Intervention de Ayça Saritekin

Mission d'information Accord UE-Turquie sur la crise des réfugiés — Réunion du 8 juin 2016 à 14h32
Audition de Mme Ayça Saritekin conseillère à l'ambassade de turquie en france

Ayça Saritekin, Conseillère à l'Ambassade de Turquie :

Je vous remercie de vos questions. Je répondrai tout d'abord à celle concernant la législation turque concernant les étrangers et leur protection internationale. Cette loi est entrée en vigueur en 2014 et avait reçu l'aval du Haut-commissariat aux réfugiés (HCR).
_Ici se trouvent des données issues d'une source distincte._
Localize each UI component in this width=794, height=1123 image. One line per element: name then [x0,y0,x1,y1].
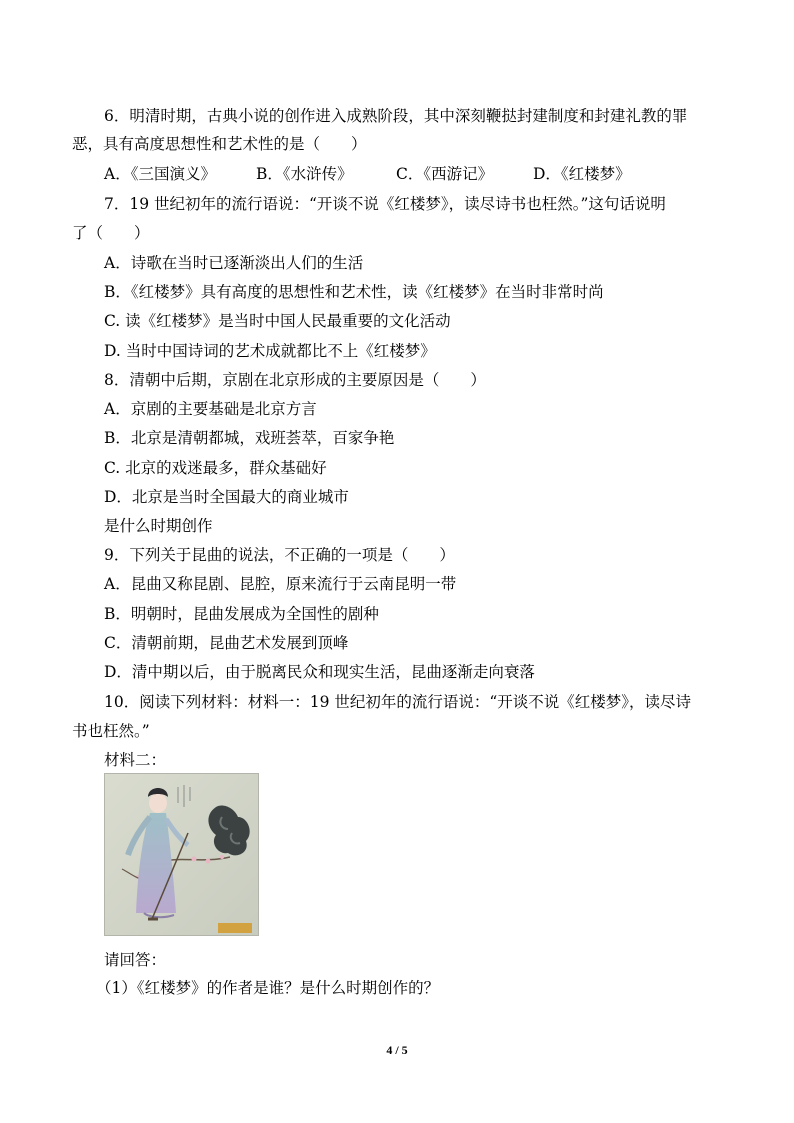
q8-option-d: D．北京是当时全国最大的商业城市 [104,488,349,506]
painting-illustration [104,773,259,936]
q10-line2: 书也枉然。” [72,722,150,740]
q8-line1: 8．清朝中后期，京剧在北京形成的主要原因是（ ） [104,371,486,389]
q7-line1: 7．19 世纪初年的流行语说：“开谈不说《红楼梦》，读尽诗书也枉然。”这句话说明 [104,195,666,213]
q6-option-c: C．《西游记》 [396,165,494,183]
painting-image [104,773,259,936]
q9-option-a: A．昆曲又称昆剧、昆腔，原来流行于云南昆明一带 [104,575,457,593]
page-number: 4 / 5 [386,1043,408,1057]
q8-option-b: B．北京是清朝都城，戏班荟萃，百家争艳 [104,429,395,447]
q6-options [104,164,631,184]
q6-option-a: A．《三国演义》 [104,165,216,183]
q6-option-b: B．《水浒传》 [256,165,353,183]
q8-option-a: A．京剧的主要基础是北京方言 [104,400,317,418]
q7-line2: 了（ ） [72,224,150,242]
q10-subquestion-1: （1）《红楼梦》的作者是谁？是什么时期创作的？ [96,979,440,997]
q7-option-c: C. 读《红楼梦》是当时中国人民最重要的文化活动 [104,312,451,330]
q7-option-b: B．《红楼梦》具有高度的思想性和艺术性，读《红楼梦》在当时非常时尚 [104,283,604,301]
q9-option-d: D．清中期以后，由于脱离民众和现实生活，昆曲逐渐走向衰落 [104,663,535,681]
q10-prompt: 请回答： [104,951,167,969]
q9-line1: 9．下列关于昆曲的说法，不正确的一项是（ ） [104,546,455,564]
q8-option-c: C. 北京的戏迷最多，群众基础好 [104,459,327,477]
q7-option-a: A．诗歌在当时已逐渐淡出人们的生活 [104,254,364,272]
q7-option-d: D. 当时中国诗词的艺术成就都比不上《红楼梦》 [104,342,436,360]
q9-option-b: B．明朝时，昆曲发展成为全国性的剧种 [104,605,379,623]
q10-material2-label: 材料二： [104,751,167,769]
q6-line1: 6．明清时期，古典小说的创作进入成熟阶段，其中深刻鞭挞封建制度和封建礼教的罪 [104,107,688,125]
q6-option-d: D．《红楼梦》 [533,165,631,183]
stray-text: 是什么时期创作 [104,517,213,535]
q10-line1: 10．阅读下列材料：材料一：19 世纪初年的流行语说：“开谈不说《红楼梦》，读尽诗 [104,693,692,711]
q6-line2: 恶，具有高度思想性和艺术性的是（ ） [72,135,367,153]
q9-option-c: C．清朝前期，昆曲艺术发展到顶峰 [104,634,349,652]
Mais cette première loi ne concernait que les individus et il nous a fallu gérer l'arrivée « en masse » de migrants. Nous avons dû promulguer une réglementation spécifique destinée à ces masses de personnes arrivant en Turquie. D'ailleurs, avant que ne survienne cette crise migratoire envers l'Europe, personne ne questionnait la politique migratoire conduite par Ankara ni ne remettait en cause la qualité des infrastructures destinées à l'accueil des réfugiés. Après le commencement de la crise, la Turquie a essuyé des accusations sans fondement de la part des organisations non gouvernementales et des groupes d'intérêt. Certes, nous avons des restrictions géographiques à l'application de la convention de Genève, mais nous disposons de notre propre législation qui fournit assez de protections aux réfugiés en Turquie. Cette législation nationale s'avère totalement conforme aux critères internationaux. Aucune lacune juridique n'est par conséquent à déplorer s'agissant de la protection que nous accordons aux Syriens. En outre, la Convention de Genève prévoit également le partage du fardeau et des responsabilités, mais cet aspect est toujours passé sous silence. On nous oppose souvent ces restrictions géographiques, mais depuis longtemps la Turquie a dépassé ce seuil grâce à sa législation nationale. Les polémiques qui entourent ces restrictions géographiques sont purement « politiques ».

Depuis cinq ans, la Turquie a assumé totalement ses responsabilités envers les Syriens. Elle a ainsi dépensé pour eux plus de 10 milliards de dollars, la crise syrienne a un impact de près de 30 milliards de dollars pour l'ensemble de l'économie turque. Nous accueillons tout de même trois millions de réfugiés ! De ce fait, la Turquie agit toujours pour répondre à la fois d'un point de vue juridique et politique aux besoins des Syriens. Nous avons ainsi accordé le droit de travailler en janvier dernier, ce qui permet d'intégrer ces personnes dans notre économie. De fait, notre pays a une vision à long terme de l'intégration de ces populations. Ainsi, les enfants d'origine syrienne en âge d'être scolarisés peuvent bénéficier, l'après-midi, d'une parité de cours avec des enseignants eux-aussi d'origine syrienne. Cet aménagement du temps scolaire souligne notre préoccupation d'éviter que ces enfants ne deviennent pas une « génération perdue ».

Contrairement aux allégations qui ont pu être faites ici ou là, la Turquie ne contraint nullement les Syriens à retourner en Syrie. Tous les retours volontaires s'effectuent sous l'égide du HCR. En outre, par exemple si le conflit à Alep s'intensifie, ce qui induirait un nouvel exode de réfugiés, il faudrait sans doute revoir les dispositifs actuellement mis en oeuvre. Pour que cette crise connaisse un terme, il faut une solution politique en Syrie. Mais c'est un autre sujet qui mérite une discussion séparée. Le risque demeure quant à une arrivée en masse de réfugiés à nos frontières.